SAN FRANCISCO - Weather Stream, a Boulder, Colorado-based commercial weather satellite operator with a name that sounds like a streaming service for meteorology nerds, has released first light imagery from its GEMS2-Amethyst satellite. Launched March 30 aboard the SpaceX Transporter 16 rideshare mission from Vandenberg Space Force Base, the satellite is equipped with a commercial microwave radiometer that provides 3D atmospheric temperature and moisture profiles. Because apparently, knowing what the weather is doing in three dimensions is better than just sticking your head out the window.

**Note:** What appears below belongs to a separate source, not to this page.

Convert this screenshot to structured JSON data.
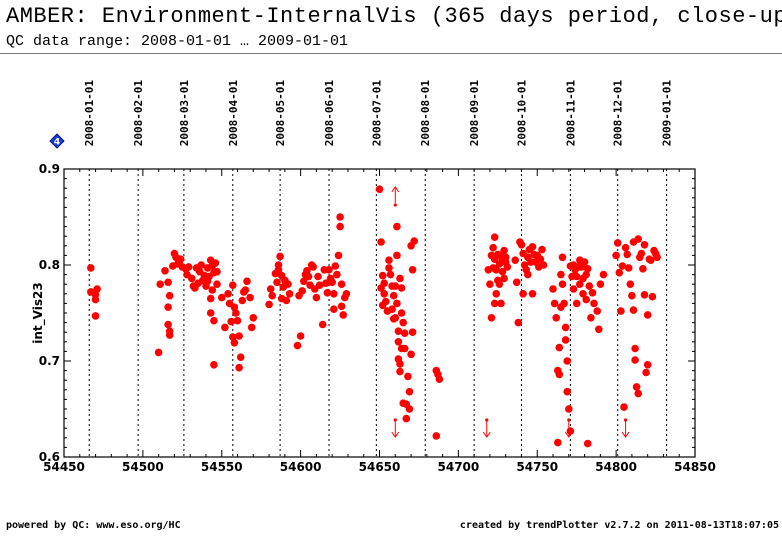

“Weather affects everything,” Weather Stream founder and CEO Michael Hurowitz said in a statement, stating the obvious with the confidence of a man who knows we all nod along anyway. “From forecasting severe storms to supporting military operations to helping the insurance industry assess risk, the observation gaps we are filling with GEMS2-Amethyst touch decisions that billions of people depend on every day.”
Government agencies like NOAA and the U.S. Air Force have already awarded contracts to encourage companies like Weather Stream to build and deploy these instruments. On June 18, NOAA awarded a $2.7 million contract to Orbital Micro Systems, a Weather Stream subsidiary, and a $7.3 million contract to Boston-based Tomorrow.io to assess the quality and impact of commercial microwave sounder data on NOAA forecast models and tropical cyclone forecasting. The goal, according to a NOAA news release, is that successful studies will lead to sustained commercial data purchases. In other words, they want to buy the weather data, not just borrow it.
“Government agencies will be the primary customers for the microwave brightness temperature data from the GEMS2-Amethyst mission,” Hurowitz said by email, adding that they also have commercial customers in transportation, insurance, energy, and mining industries. “We will have an open-data policy for commercial evaluation with the GEMS2-Amethyst mission to enable a broader range of use cases to be explored.” So if you’ve ever wanted to know the atmospheric temperature profile while deciding whether to buy umbrella stocks, now’s your chance.
The GEMS2-Amethyst carries a dual-band passive microwave radiometer integrated in a GomSpace bus, measuring temperature and humidity across a nearly 2,000-kilometer swath and providing global coverage approximately every 12 hours. It orbits at 600 kilometers in a sun-synchronous orbit and has an expected operational lifetime of five years. That’s five years of peering through clouds, which infrared sensors can’t do because they’re basically just fancy sunglasses.
In 2019, Weather Stream launched the first commercial microwave radiometer in a cubesat. That first GEMS satellite, a three-unit cubesat, gathered temperature data for about 19 months before reentering Earth’s atmosphere. GEMS2-Amethyst, a six-unit cubesat, also observes humidity and precipitation. “While the original GEMS1 mission was intended as a pathfinder and technology demonstration, we were able to generate meaningful revenues from the satellite during its operational life,” Hurowitz said. Because even pathfinders need to pay the bills.
Weather Stream plans to establish a GEMS commercial weather data constellation with dozens of satellites, gathering data over any point on Earth as frequently as every 15 minutes. Also in development are GEMS3 and GEMS-Pearl microwave imager class sensors to improve observations in the planetary boundary layer and provide a low-cost platform for sea surface and tropical cyclone observations. Because if you’re going to name your satellites after gems, you might as well go all in.
A 2021 NOAA report confirmed that microwave sounders on polar-orbiting weather satellites have been the most impactful remote sensing observations in numerical weather prediction models for the past two decades. So basically, they’re the MVP of weather forecasting, and Weather Stream is trying to get in on the action.